Hannover. Die elektronische fangmelder förderung in Niedersachsen hat einen erfolgreichen Start hingelegt. 59 von 87 eingegangenen Anträgen wurden bewilligt, wodurch Fördermittel von 150.000 Euro zur Verfügung stehen, um elektronische Fangmelder für Lebendfanggeräte anzuschaffen.

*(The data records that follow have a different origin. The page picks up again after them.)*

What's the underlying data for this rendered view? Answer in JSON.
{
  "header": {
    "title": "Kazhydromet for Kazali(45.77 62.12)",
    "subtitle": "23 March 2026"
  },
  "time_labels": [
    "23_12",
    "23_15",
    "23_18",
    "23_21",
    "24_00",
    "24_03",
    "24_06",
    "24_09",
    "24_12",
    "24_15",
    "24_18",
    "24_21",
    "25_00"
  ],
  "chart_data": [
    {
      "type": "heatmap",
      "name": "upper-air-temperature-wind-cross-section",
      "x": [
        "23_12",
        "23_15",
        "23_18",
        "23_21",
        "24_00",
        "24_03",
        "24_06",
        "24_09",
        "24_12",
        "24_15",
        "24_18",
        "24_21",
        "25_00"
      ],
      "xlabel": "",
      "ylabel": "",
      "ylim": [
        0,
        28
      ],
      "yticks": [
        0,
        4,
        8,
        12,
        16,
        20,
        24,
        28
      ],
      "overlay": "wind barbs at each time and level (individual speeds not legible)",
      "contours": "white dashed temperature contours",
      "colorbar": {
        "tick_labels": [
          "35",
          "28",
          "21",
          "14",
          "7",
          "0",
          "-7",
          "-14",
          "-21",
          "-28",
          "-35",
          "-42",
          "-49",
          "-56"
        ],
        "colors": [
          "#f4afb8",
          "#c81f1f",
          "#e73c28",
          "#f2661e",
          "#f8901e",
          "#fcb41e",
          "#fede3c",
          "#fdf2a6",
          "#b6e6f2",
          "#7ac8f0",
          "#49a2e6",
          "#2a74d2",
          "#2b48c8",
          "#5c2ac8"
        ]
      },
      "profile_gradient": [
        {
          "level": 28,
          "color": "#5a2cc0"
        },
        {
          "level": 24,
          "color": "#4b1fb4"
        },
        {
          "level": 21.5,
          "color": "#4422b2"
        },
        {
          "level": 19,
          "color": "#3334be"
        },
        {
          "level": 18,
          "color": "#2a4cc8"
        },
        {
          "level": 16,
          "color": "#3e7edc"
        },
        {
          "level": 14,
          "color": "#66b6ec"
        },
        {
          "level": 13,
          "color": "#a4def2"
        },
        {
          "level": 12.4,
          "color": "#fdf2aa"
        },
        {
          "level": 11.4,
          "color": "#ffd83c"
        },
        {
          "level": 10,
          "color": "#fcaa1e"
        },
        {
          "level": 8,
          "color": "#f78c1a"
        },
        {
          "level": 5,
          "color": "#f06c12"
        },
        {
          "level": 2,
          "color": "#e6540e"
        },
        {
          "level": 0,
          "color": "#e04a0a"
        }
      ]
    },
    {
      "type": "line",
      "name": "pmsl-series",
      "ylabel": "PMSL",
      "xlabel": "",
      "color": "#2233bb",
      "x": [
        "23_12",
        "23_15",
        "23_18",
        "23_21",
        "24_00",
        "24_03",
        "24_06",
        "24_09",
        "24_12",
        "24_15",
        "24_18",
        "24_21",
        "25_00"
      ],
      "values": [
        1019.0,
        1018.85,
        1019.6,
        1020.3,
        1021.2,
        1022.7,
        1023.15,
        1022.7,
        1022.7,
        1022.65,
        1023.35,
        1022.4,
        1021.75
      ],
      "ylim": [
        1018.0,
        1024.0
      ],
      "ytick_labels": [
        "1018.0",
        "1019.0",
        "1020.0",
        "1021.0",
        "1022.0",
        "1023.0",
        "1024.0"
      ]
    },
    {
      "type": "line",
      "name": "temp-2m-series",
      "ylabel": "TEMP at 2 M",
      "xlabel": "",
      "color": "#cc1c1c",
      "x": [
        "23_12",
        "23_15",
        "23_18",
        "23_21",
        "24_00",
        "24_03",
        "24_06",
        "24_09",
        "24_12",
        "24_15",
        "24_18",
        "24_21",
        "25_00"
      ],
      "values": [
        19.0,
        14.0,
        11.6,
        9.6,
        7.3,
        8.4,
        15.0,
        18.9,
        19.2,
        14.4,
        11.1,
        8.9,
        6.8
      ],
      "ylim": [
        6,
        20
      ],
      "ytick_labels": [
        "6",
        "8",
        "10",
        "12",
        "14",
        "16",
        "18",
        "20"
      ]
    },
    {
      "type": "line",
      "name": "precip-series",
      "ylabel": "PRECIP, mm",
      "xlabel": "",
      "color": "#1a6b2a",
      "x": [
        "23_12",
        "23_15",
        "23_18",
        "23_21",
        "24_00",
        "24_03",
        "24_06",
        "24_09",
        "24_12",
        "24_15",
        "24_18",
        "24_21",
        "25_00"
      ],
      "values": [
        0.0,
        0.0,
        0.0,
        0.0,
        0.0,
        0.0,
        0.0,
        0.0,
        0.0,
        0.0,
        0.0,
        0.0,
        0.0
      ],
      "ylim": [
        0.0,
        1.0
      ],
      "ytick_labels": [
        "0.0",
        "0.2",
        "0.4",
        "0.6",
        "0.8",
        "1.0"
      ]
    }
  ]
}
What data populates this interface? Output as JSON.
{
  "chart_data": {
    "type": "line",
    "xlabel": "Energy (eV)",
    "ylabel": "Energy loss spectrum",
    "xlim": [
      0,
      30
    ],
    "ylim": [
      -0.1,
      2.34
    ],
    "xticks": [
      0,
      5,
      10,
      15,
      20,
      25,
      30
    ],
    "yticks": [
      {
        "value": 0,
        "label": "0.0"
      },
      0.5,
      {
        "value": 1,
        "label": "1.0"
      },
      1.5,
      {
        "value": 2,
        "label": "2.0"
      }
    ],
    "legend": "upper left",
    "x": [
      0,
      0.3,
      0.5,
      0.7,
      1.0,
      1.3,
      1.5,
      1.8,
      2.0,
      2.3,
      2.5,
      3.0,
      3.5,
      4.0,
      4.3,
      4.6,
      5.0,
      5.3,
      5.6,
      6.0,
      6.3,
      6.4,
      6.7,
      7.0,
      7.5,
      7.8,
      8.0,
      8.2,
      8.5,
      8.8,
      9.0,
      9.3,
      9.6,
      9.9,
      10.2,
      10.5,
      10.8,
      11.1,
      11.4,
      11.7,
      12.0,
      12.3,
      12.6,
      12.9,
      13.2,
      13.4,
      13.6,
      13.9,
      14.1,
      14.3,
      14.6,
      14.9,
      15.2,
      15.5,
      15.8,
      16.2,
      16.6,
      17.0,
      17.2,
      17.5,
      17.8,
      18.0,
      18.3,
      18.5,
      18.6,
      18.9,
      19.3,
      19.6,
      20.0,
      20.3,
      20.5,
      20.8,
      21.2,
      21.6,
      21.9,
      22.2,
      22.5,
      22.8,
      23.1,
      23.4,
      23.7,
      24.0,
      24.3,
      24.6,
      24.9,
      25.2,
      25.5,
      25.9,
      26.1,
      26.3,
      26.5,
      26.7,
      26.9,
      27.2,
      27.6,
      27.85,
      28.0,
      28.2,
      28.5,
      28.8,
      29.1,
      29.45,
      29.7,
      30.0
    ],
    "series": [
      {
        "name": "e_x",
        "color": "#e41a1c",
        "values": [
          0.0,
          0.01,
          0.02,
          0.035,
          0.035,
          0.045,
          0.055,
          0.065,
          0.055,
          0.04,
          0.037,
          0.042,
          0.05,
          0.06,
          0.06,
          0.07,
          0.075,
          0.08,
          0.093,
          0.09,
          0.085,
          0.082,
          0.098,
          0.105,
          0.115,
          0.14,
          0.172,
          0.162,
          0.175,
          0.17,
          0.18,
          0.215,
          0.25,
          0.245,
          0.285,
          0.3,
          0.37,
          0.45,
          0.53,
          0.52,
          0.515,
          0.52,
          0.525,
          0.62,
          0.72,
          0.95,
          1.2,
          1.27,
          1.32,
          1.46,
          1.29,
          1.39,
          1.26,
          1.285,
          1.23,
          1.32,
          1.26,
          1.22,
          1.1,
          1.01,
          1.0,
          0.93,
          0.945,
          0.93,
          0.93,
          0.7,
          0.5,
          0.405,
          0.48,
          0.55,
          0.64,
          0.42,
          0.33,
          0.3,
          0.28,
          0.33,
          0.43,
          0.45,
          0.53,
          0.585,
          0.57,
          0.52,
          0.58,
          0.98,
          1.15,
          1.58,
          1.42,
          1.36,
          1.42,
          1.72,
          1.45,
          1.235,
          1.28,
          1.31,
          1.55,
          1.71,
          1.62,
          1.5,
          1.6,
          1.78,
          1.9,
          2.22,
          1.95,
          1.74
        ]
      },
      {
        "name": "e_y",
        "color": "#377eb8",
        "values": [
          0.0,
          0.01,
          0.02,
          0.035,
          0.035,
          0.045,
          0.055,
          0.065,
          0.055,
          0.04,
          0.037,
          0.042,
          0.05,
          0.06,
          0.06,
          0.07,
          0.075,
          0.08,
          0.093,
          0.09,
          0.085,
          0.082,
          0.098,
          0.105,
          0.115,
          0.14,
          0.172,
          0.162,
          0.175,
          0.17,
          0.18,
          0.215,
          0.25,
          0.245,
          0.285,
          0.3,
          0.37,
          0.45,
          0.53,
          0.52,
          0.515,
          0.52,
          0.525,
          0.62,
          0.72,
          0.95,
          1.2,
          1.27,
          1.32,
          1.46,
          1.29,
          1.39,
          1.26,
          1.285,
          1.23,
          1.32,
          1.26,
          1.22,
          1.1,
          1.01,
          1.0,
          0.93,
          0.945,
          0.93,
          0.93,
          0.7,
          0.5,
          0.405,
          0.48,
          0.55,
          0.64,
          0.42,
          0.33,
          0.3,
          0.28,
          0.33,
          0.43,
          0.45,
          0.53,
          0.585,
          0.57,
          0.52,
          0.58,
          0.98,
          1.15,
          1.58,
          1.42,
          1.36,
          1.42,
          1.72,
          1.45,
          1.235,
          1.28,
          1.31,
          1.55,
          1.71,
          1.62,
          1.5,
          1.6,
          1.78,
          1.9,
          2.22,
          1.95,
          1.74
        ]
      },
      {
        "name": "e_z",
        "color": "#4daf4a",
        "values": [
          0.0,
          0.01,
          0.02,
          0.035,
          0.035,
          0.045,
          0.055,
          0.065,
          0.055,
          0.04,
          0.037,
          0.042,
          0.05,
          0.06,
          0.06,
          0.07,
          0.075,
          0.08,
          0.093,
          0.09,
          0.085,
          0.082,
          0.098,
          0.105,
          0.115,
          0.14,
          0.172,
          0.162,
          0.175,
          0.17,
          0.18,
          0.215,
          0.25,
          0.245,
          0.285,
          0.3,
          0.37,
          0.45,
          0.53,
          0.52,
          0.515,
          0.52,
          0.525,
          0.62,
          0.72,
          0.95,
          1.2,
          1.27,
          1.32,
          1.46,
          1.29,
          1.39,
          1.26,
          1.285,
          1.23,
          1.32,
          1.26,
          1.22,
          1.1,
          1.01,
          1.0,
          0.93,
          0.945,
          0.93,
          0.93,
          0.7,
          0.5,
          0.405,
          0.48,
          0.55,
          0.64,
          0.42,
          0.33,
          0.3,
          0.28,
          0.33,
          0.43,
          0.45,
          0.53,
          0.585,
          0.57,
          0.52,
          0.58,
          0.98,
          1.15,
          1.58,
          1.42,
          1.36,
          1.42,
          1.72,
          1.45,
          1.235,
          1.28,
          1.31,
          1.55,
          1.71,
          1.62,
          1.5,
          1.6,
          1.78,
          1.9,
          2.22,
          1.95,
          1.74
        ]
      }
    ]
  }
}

Jetzt tierschutzgerecht jagen mit elektronischer fangmelder förderung
Die Landesregierung fördert den Einbau von elektronischen Fangmeldern an Lebendfanggeräten, um die tierschutzgerechte Fangjagd zu verbessern. Diese Melder überwachen die Fallen rund um die Uhr und benachrichtigen Jägerinnen und Jäger sofort, wenn ein Tier gefangen wurde. So wird die Zeit, die ein Tier in der Falle verbringt, deutlich reduziert.
Das Förderprogramm sieht vor, dass die Jägerschaften bis zu 1.000 elektronische Fangmelder anschaffen können. Pro Melder werden 75 Prozent der förderfähigen Kosten übernommen, maximal 150 Euro. Landwirtschaftsministerin Miriam Staudte betont die Wichtigkeit dieser Maßnahme als tierschutzgerechter Alternative zu Totschlagfallen.
Zweck der Fangjagd in Niedersachsen
Die Fangjagd dient dem Schutz verschiedener seltener Arten wie Rebhuhn und Kiebitz, die durch Prädatoren wie Fuchs, Marder, Waschbär und Marderhund bedroht sind. Insbesondere invasive Arten wie die Nutria verursachen ökologische und infrastrukturelle Schäden, beispielsweise an Deichen und Uferböschungen. Die Regulation dieser Arten durch fachgerecht angewandte Fangjagd unterstützt daher auch den Hochwasserschutz.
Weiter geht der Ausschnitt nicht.